All the words she should say lodged in her throat. She couldn’t tell him if she tried. Had Atlas reached out to him? Would Marshall tell Krista? She’d be back on her daily suppressant checks in a heartbeat. She’d lose her job.

She shook her head, pulling back from him even more. “I can’t tell you.”

He grabbed her hands, pulling them up between their chests. “Why not?” His thumb stroked the fingers on her left hand. A left hand that was ringless.

Tension froze Xolia, and her jaw was set so hard she was afraid she’d break her teeth. She prayed that Marshall wouldn’t notice, it was such a new thing, maybe he had forgotten.

He lowered his hands. Xolia started to exhale before his next words shattered what little hope she had. “Where’s your ring?”

“I kept it here, where it would be safe,” she answered, unsure if that truth would help or hurt her case.

Marshall backed away from her, his features all drawn up. “Tell me where you were.”

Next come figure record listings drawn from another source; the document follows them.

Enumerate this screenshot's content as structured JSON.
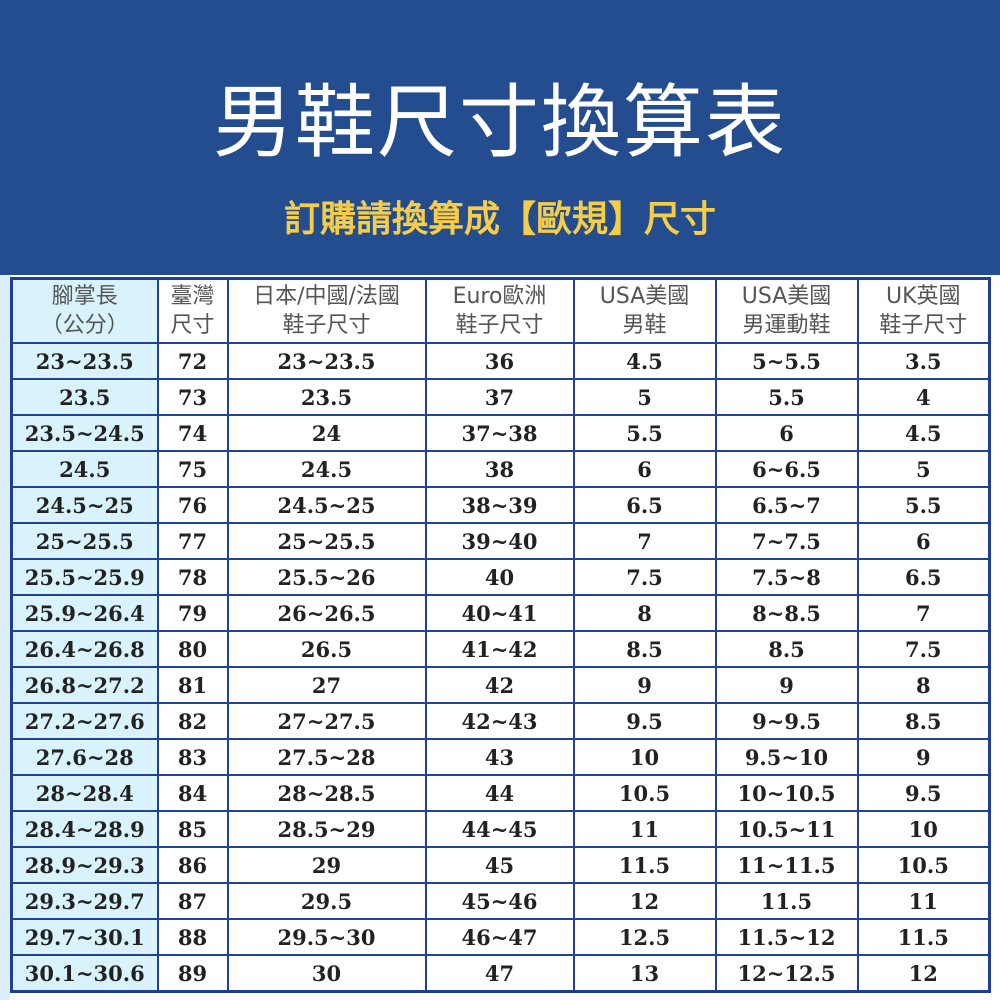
{
  "header": {
    "title": "男鞋尺寸換算表",
    "subtitle": "訂購請換算成【歐規】尺寸"
  },
  "table": {
    "columns": [
      [
        "腳掌長",
        "（公分）"
      ],
      [
        "臺灣",
        "尺寸"
      ],
      [
        "日本/中國/法國",
        "鞋子尺寸"
      ],
      [
        "Euro歐洲",
        "鞋子尺寸"
      ],
      [
        "USA美國",
        "男鞋"
      ],
      [
        "USA美國",
        "男運動鞋"
      ],
      [
        "UK英國",
        "鞋子尺寸"
      ]
    ],
    "rows": [
      [
        "23~23.5",
        "72",
        "23~23.5",
        "36",
        "4.5",
        "5~5.5",
        "3.5"
      ],
      [
        "23.5",
        "73",
        "23.5",
        "37",
        "5",
        "5.5",
        "4"
      ],
      [
        "23.5~24.5",
        "74",
        "24",
        "37~38",
        "5.5",
        "6",
        "4.5"
      ],
      [
        "24.5",
        "75",
        "24.5",
        "38",
        "6",
        "6~6.5",
        "5"
      ],
      [
        "24.5~25",
        "76",
        "24.5~25",
        "38~39",
        "6.5",
        "6.5~7",
        "5.5"
      ],
      [
        "25~25.5",
        "77",
        "25~25.5",
        "39~40",
        "7",
        "7~7.5",
        "6"
      ],
      [
        "25.5~25.9",
        "78",
        "25.5~26",
        "40",
        "7.5",
        "7.5~8",
        "6.5"
      ],
      [
        "25.9~26.4",
        "79",
        "26~26.5",
        "40~41",
        "8",
        "8~8.5",
        "7"
      ],
      [
        "26.4~26.8",
        "80",
        "26.5",
        "41~42",
        "8.5",
        "8.5",
        "7.5"
      ],
      [
        "26.8~27.2",
        "81",
        "27",
        "42",
        "9",
        "9",
        "8"
      ],
      [
        "27.2~27.6",
        "82",
        "27~27.5",
        "42~43",
        "9.5",
        "9~9.5",
        "8.5"
      ],
      [
        "27.6~28",
        "83",
        "27.5~28",
        "43",
        "10",
        "9.5~10",
        "9"
      ],
      [
        "28~28.4",
        "84",
        "28~28.5",
        "44",
        "10.5",
        "10~10.5",
        "9.5"
      ],
      [
        "28.4~28.9",
        "85",
        "28.5~29",
        "44~45",
        "11",
        "10.5~11",
        "10"
      ],
      [
        "28.9~29.3",
        "86",
        "29",
        "45",
        "11.5",
        "11~11.5",
        "10.5"
      ],
      [
        "29.3~29.7",
        "87",
        "29.5",
        "45~46",
        "12",
        "11.5",
        "11"
      ],
      [
        "29.7~30.1",
        "88",
        "29.5~30",
        "46~47",
        "12.5",
        "11.5~12",
        "11.5"
      ],
      [
        "30.1~30.6",
        "89",
        "30",
        "47",
        "13",
        "12~12.5",
        "12"
      ]
    ]
  }
}
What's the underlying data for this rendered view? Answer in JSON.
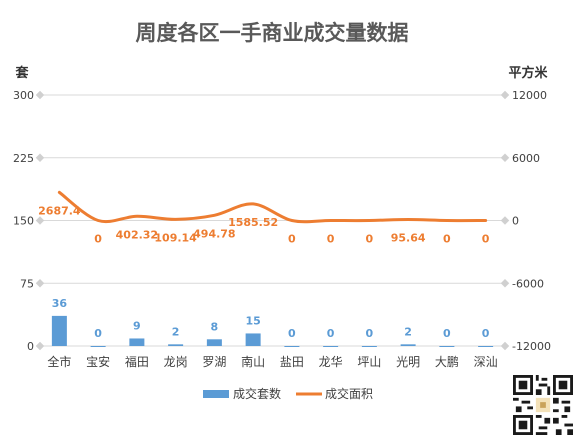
{
  "chart_data": {
    "type": "bar",
    "title": "周度各区一手商业成交量数据",
    "left_axis_unit": "套",
    "right_axis_unit": "平方米",
    "categories": [
      "全市",
      "宝安",
      "福田",
      "龙岗",
      "罗湖",
      "南山",
      "盐田",
      "龙华",
      "坪山",
      "光明",
      "大鹏",
      "深汕"
    ],
    "left_ylim": [
      0,
      300
    ],
    "left_ticks": [
      "0",
      "75",
      "150",
      "225",
      "300"
    ],
    "right_ylim": [
      -12000,
      12000
    ],
    "right_ticks": [
      "-12000",
      "-6000",
      "0",
      "6000",
      "12000"
    ],
    "grid": true,
    "legend_position": "bottom",
    "series": [
      {
        "name": "成交套数",
        "type": "bar",
        "axis": "left",
        "color": "#5b9bd5",
        "values": [
          36,
          0,
          9,
          2,
          8,
          15,
          0,
          0,
          0,
          2,
          0,
          0
        ],
        "labels": [
          "36",
          "0",
          "9",
          "2",
          "8",
          "15",
          "0",
          "0",
          "0",
          "2",
          "0",
          "0"
        ]
      },
      {
        "name": "成交面积",
        "type": "line",
        "axis": "right",
        "color": "#ed7d31",
        "values": [
          2687.4,
          0,
          402.32,
          109.14,
          494.78,
          1585.52,
          0,
          0,
          0,
          95.64,
          0,
          0
        ],
        "labels": [
          "2687.4",
          "0",
          "402.32",
          "109.14",
          "494.78",
          "1585.52",
          "0",
          "0",
          "0",
          "95.64",
          "0",
          "0"
        ]
      }
    ]
  }
}
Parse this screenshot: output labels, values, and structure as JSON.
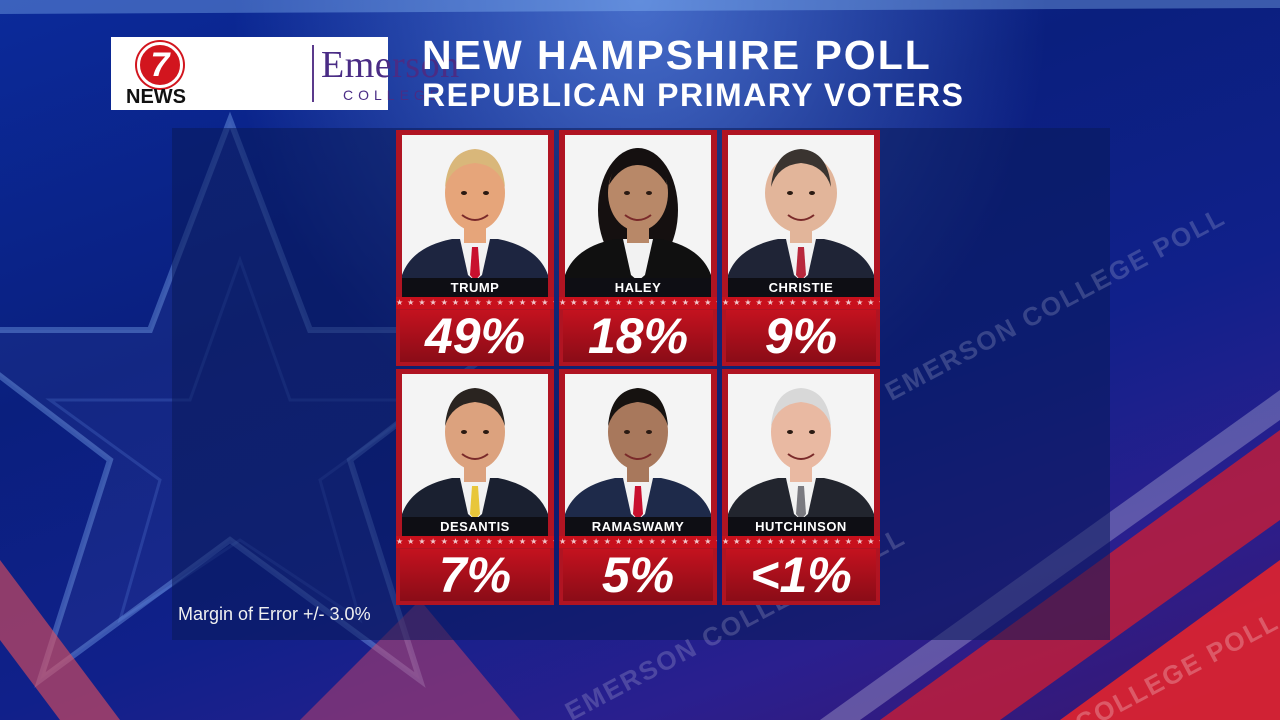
{
  "header": {
    "logo_number": "7",
    "logo_news": "NEWS",
    "logo_brand": "Emerson",
    "logo_subbrand": "COLLEGE",
    "title": "NEW HAMPSHIRE POLL",
    "subtitle": "REPUBLICAN PRIMARY VOTERS"
  },
  "footnote": "Margin of Error +/- 3.0%",
  "watermark": [
    "EMERSON COLLEGE POLL",
    "EMERSON COLLEGE POLL",
    "COLLEGE POLL"
  ],
  "colors": {
    "card_red": "#b01422",
    "name_bar": "#0e0e14",
    "text": "#ffffff"
  },
  "chart_data": {
    "type": "bar",
    "title": "NEW HAMPSHIRE POLL",
    "subtitle": "REPUBLICAN PRIMARY VOTERS",
    "categories": [
      "TRUMP",
      "HALEY",
      "CHRISTIE",
      "DESANTIS",
      "RAMASWAMY",
      "HUTCHINSON"
    ],
    "labels": [
      "49%",
      "18%",
      "9%",
      "7%",
      "5%",
      "<1%"
    ],
    "values": [
      49,
      18,
      9,
      7,
      5,
      0.5
    ],
    "unit": "%",
    "annotation": "Margin of Error +/- 3.0%"
  }
}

“Marshall, I already told you?—”

“Right, you won’t say anything,” Marshall seethed.

“It’s not that I won’t.” It was. “It’s that I can’t.”

“Can’t? What do you think I’m going to do, Xolia? Turn you in? Did you do something illegal?” Marshall ran a hand through his short hair. “We’re supposed to be a team.”

That ignited Xolia’s own indignation and hang-ups with Marshall. “A team? Right, and that’s why you wouldn’t leave the gala when I asked you to. That’s why Rowan told you she applied for that stupid job and you never told me. You don’t listen to me anymore. Some teammate you are.”